Wilchins, quant à lui, louange le travail des partisans transgenres, notant qu’ils ont «finalement et peut-être même involontairement ouvert la boîte de Pandore du genre humain, et dans les années qui viennent, on peut s’attendre à ce que toutes sortes de choses inattendues non binaires… finissent par sortir.»
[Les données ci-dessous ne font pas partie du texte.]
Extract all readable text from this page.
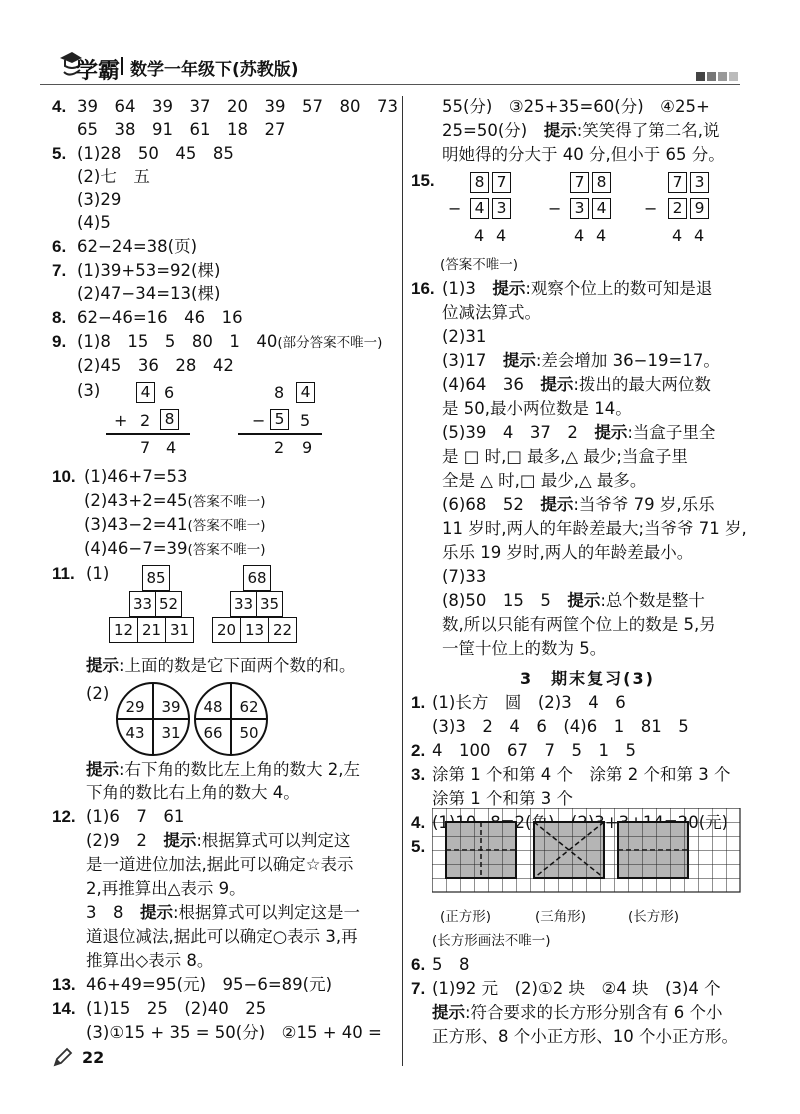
学霸 数学一年级下(苏教版)
4. 39　64　39　37　20　39　57　80　73
65　38　91　61　18　27
5. (1)28　50　45　85
(2)七　五
(3)29
(4)5
6. 62−24=38(页)
7. (1)39+53=92(棵)
(2)47−34=13(棵)
8. 62−46=16　46　16
9. (1)8　15　5　80　1　40(部分答案不唯一)
(2)45　36　28　42
(3)	4 6
+ 2 8
7 4
8 4
− 5 5
2 9
10. (1)46+7=53
(2)43+2=45(答案不唯一)
(3)43−2=41(答案不唯一)
(4)46−7=39(答案不唯一)
11. (1) 85
33 52
12 21 31
68
33 35
20 13 22
提示:上面的数是它下面两个数的和。
(2)
29	39
43	31
48	62
66	50
提示:右下角的数比左上角的数大 2,左
下角的数比右上角的数大 4。
12. (1)6　7　61
(2)9　2　提示:根据算式可以判定这
是一道进位加法,据此可以确定☆表示
2,再推算出△表示 9。
3　8　提示:根据算式可以判定这是一
道退位减法,据此可以确定○表示 3,再
推算出◇表示 8。
13. 46+49=95(元)　95−6=89(元)
14. (1)15　25　(2)40　25
(3)①15 + 35 = 50(分)　②15 + 40 =
22
55(分)　③25+35=60(分)　④25+
25=50(分)　提示:笑笑得了第二名,说
明她得的分大于 40 分,但小于 65 分。
15.	8 7
− 4 3
4 4
7 8
− 3 4
4 4
7 3
− 2 9
4 4
(答案不唯一)
16. (1)3　提示:观察个位上的数可知是退
位减法算式。
(2)31
(3)17　提示:差会增加 36−19=17。
(4)64　36　提示:拨出的最大两位数
是 50,最小两位数是 14。
(5)39　4　37　2　提示:当盒子里全
是 □ 时,□ 最多,△ 最少;当盒子里
全是 △ 时,□ 最少,△ 最多。
(6)68　52　提示:当爷爷 79 岁,乐乐
11 岁时,两人的年龄差最大;当爷爷 71 岁,
乐乐 19 岁时,两人的年龄差最小。
(7)33
(8)50　15　5　提示:总个数是整十
数,所以只能有两筐个位上的数是 5,另
一筐十位上的数为 5。
3　期末复习(3)
1. (1)长方　圆　(2)3　4　6
(3)3　2　4　6　(4)6　1　81　5
2. 4　100　67　7　5　1　5
3. 涂第 1 个和第 4 个　涂第 2 个和第 3 个
涂第 1 个和第 3 个
4.
5.
(正方形)	(三角形)	(长方形)
(长方形画法不唯一)
6. 5　8
7. (1)92 元　(2)①2 块　②4 块　(3)4 个
提示:符合要求的长方形分别含有 6 个小
正方形、8 个小正方形、10 个小正方形。
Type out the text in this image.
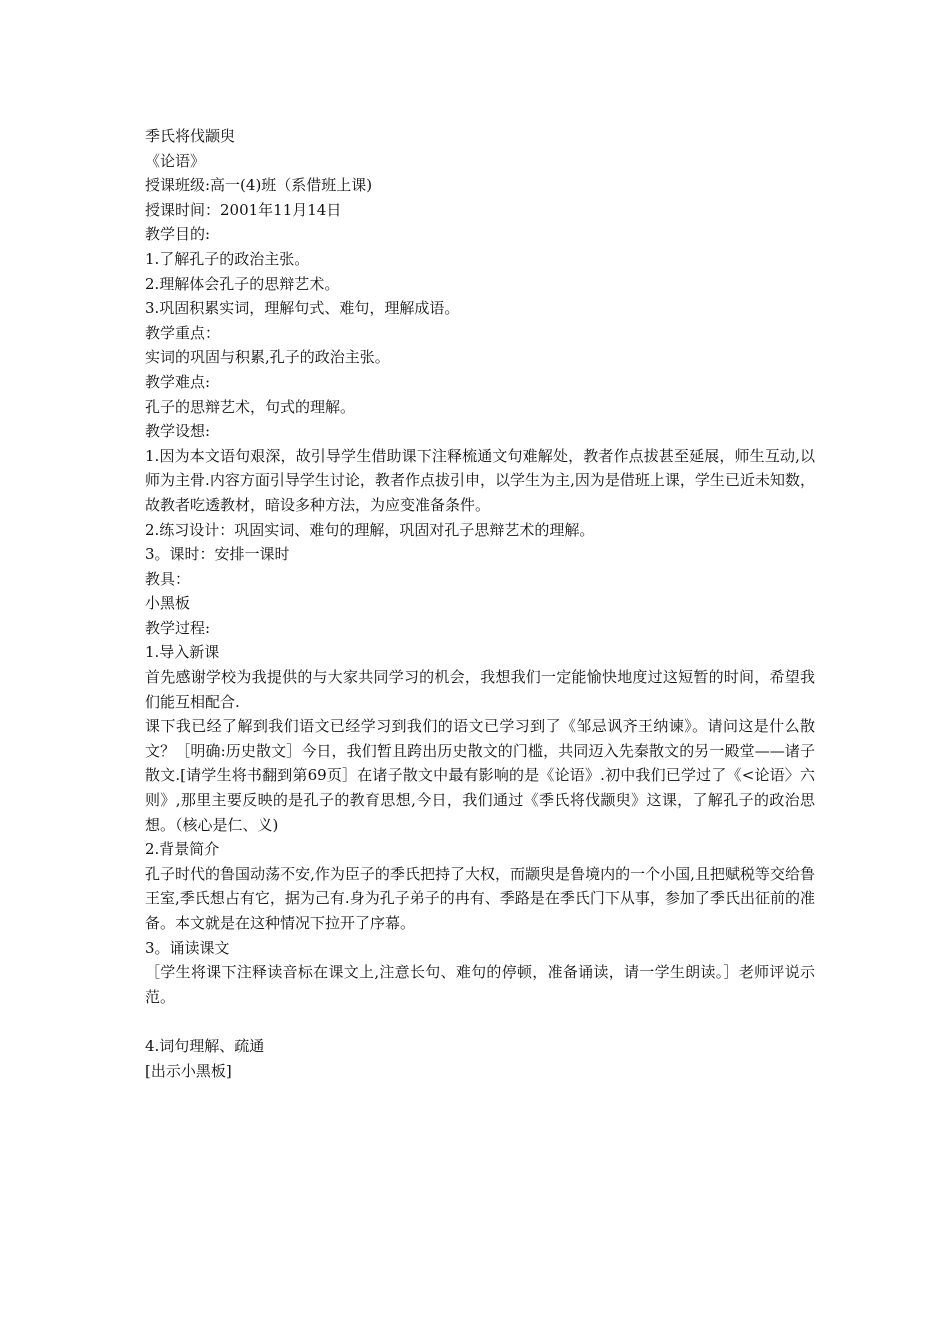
季氏将伐颛臾
《论语》
授课班级:高一(4)班（系借班上课)
授课时间：2001年11月14日
教学目的:
1.了解孔子的政治主张。
2.理解体会孔子的思辩艺术。
3.巩固积累实词，理解句式、难句，理解成语。
教学重点：
实词的巩固与积累,孔子的政治主张。
教学难点:
孔子的思辩艺术，句式的理解。
教学设想:

1.因为本文语句艰深，故引导学生借助课下注释梳通文句难解处，教者作点拔甚至延展，师生互动,以师为主骨.内容方面引导学生讨论，教者作点拔引申，以学生为主,因为是借班上课，学生已近未知数，故教者吃透教材，暗设多种方法，为应变准备条件。

2.练习设计：巩固实词、难句的理解，巩固对孔子思辩艺术的理解。
3。课时：安排一课时
教具：
小黑板
教学过程:
1.导入新课

首先感谢学校为我提供的与大家共同学习的机会，我想我们一定能愉快地度过这短暂的时间，希望我们能互相配合.

课下我已经了解到我们语文已经学习到我们的语文已学习到了《邹忌讽齐王纳谏》。请问这是什么散文？［明确:历史散文］今日，我们暂且跨出历史散文的门槛，共同迈入先秦散文的另一殿堂——诸子散文.[请学生将书翻到第69页］在诸子散文中最有影响的是《论语》.初中我们已学过了《<论语〉六则》,那里主要反映的是孔子的教育思想,今日，我们通过《季氏将伐颛臾》这课，了解孔子的政治思想。（核心是仁、义)

2.背景简介

孔子时代的鲁国动荡不安,作为臣子的季氏把持了大权，而颛臾是鲁境内的一个小国,且把赋税等交给鲁王室,季氏想占有它，据为己有.身为孔子弟子的冉有、季路是在季氏门下从事，参加了季氏出征前的准备。本文就是在这种情况下拉开了序幕。

3。诵读课文

［学生将课下注释读音标在课文上,注意长句、难句的停顿，准备诵读，请一学生朗读。］老师评说示范。

4.词句理解、疏通
[出示小黑板]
Wilchins et le mouvement pro-famille peuvent au moins s’entendre sur une chose : «Ça va devenir intéressant.»

Note de l'éditeur: Un commentaire fait à la suite de l'article original vaut la peine d'être traduit:

"Ils veulent complètement détruire les notions de masculin et de féminin," a averti Rob Dreher dans The American Conservative. "Voilà leur but, et ils ne vont pas s'arrêter jusqu'à ce qu'il soit atteint."

En fait, le véritable objectif de cette attaque, objectif qu'ignorent même beaucoup des promoteurs du transgenre, est même au-delà de ce que M. Dreher suggère ci-dessus. Le véritable objectif est le transhumanisme: le rejet complet de chaque caractéristique propre à la personne humaine en faveur d'une auto-spéculation dénaturée toujours plus poussée, utilisant la génétique et la haute technologie pour produire une forme de vie artificielle à la place de ce qui était autrefois la race humaine. C'est à la base anti-humain et anti-Christ. Et celui qui a fixé ce "but" n'est pas un groupe de personnes sexuellement dérangé; c'est le diable lui-même.

Comprenez cela, et ne perdez pas votre temps à «dialoguer» ou à vous «engager dans la conversation», ce qui ne sont que des expressions novlangue faites pour vous leurrer. Au lieu, tenez fermement à la vérité, priez, et soyez prêt à vous battre - pas avec la haine et lemeurtre, mais avec l'amour et le courage qui sont des dons de l'Esprit Saint. La bataille appartient au Seigneur.